Déception aussi pour certains personnages secondaires : les éléments comiques, comme Sharlto Copley qui cabotine - mais c'est justifié - et Pitobash Tripathy (sorte de Danny DeVito local) ? Éjectés du film après la dernière scène sur le ring, sans qu'il y ait de fin satisfaisante à leur rôle.
La jeune prostituée jouée par la belle Sobhita Dhulipala ? Elle représente un idéal affectif inaccessible, pour devenir brièvement utile à la fin (elle se venge aussi, au passage). Seulement il y a la même chose dans le film avec... un chien.

Même le traumatisme initial du protagoniste, avec à la clé une expulsion de gens modestes, n'a pas grand chose d'original, on en trouve des équivalents dans la culture occidentale. Mais il y a quelques particularités typiquement indiennes, forcément liées aux castes, et là ça devient plus intéressant.
Après une première heure à raconter le parcours de Kid comme un débutant, déterminé mais brouillon (mise en scène incluse, que ce soit l'action et les flashbacks redondants), grimpant l'échelle sociale par la servitude, puis échouant... L'anti-héros va finalement se planquer chez la communauté transgenre Hijra, une des plus discriminée de l'Inde. Puis y trouver une forme de plénitude et reprendre sa vengeance à zéro.

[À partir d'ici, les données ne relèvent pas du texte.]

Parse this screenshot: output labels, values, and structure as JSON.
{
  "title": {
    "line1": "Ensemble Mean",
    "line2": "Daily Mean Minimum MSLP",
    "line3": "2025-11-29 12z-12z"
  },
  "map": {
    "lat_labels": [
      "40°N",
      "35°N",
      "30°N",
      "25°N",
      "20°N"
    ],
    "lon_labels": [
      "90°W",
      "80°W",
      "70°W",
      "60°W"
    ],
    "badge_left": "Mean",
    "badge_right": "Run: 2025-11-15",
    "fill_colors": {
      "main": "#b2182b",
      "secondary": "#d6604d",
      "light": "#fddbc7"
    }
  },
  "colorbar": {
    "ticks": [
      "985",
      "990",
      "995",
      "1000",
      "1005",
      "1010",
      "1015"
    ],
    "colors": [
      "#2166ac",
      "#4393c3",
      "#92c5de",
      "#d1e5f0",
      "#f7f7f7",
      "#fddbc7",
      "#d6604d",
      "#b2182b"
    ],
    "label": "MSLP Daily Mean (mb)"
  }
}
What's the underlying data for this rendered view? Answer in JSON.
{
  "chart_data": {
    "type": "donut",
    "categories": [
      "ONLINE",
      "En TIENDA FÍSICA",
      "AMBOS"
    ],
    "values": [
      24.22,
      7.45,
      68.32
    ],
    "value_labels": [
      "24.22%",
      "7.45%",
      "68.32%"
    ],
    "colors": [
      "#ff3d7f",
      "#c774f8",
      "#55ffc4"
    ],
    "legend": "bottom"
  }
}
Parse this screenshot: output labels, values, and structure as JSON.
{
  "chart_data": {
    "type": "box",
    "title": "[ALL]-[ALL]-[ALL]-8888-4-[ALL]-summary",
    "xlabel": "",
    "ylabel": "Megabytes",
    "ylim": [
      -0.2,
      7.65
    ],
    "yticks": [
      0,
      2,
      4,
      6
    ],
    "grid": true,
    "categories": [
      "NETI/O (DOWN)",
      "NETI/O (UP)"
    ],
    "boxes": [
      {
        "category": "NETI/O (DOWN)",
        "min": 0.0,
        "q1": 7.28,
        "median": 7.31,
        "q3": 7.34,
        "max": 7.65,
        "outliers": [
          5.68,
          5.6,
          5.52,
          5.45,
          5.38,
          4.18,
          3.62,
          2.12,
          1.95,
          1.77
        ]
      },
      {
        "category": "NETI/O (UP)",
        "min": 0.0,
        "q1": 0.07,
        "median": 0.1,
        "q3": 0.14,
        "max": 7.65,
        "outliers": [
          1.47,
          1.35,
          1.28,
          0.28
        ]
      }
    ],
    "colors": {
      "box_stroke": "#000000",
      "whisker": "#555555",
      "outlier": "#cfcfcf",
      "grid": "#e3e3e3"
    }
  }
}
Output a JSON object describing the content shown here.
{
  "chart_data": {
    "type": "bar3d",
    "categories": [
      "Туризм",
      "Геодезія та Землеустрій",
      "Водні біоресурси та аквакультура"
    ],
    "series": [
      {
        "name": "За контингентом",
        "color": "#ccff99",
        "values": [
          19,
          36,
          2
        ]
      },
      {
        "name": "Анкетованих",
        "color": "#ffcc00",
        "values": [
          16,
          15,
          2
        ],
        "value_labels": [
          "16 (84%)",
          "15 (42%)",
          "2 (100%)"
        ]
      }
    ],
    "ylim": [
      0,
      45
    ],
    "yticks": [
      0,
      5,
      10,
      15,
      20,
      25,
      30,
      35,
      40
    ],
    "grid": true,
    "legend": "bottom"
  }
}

Enfin, le film est maintenant raccord sur plusieurs sujets, alors qu'on y questionne le fait qu'on puisse être "deux en un", sans que chaque partie n'annule l'autre :
À la fois Homme et Femme (la partie la plus agressive n'est pas celle qu'on croit)...
Adulte urbain torturé, et Enfant de la Nature paisible...
Homme et Singe... Et qui dit homme-animal dit aussi super-héros, lutte contre la corruption (le pouvoir est ici au main d'un gourou spirituel), élévation jusqu'au rang d'icône...
Ainsi que résilience et sacrifice.

Film torturé et sans pitié, où la violence extrême laisse toujours un goût amer dans la bouche... bancal mais honnête dans ses intentions.

EspritErrant
19/04/2024 à 08:24

Film d'action très réussie avec des belles scènes bien sadique comme on les aime . Avec une prise de position politique très assumer, assez rarement le cas, puisque c'est les nationalistes indoues dans le viseur. Très sympa.
Je rejoins le précédent commentaire, le premier John wick était un bijou d'efficacité, les suites sont justes de belles chorégraphies.

Lougnar
18/04/2024 à 14:03

@Vesper : Perso je n'ai aimé que John Wick 1. les autres sont trop longs, ne raconte pas grands choses et trop abusé car le héros est vraiment increvable et avec des scènes ridicules comme dans le métro dans le 2 !

Vesper
18/04/2024 à 12:36

Merci ! Je n'en pouvais plus de voir les "John wick de ci ou de ça". évidement que le film de Patel semble beaucoup plus riche dans ce qu'il a à raconter que la saga wick (très plaisante mais qui avouons le ne raconte pas grand chose...). Perso depuis le début je suis intrigué et c'est bien trop rare pour passer à côté !

saiyuk
17/04/2024 à 17:37

plus je lit de critique sur ce film plus j'y voit toute proportion gardé une version "action de slumdog millionnaire
Le film de Boyle nous comptait une belle histoire d'amour mais sous le verni sale de tout ce qui ne va pas en Inde, les castes, la pauvreté, la corruption, et j'ai l'impression que le film de Patel nous parle des mêmes choses mais cette fois sous le prisme du film d'action, il y a certainement pire comme façon de faire, et votre critique donne envie.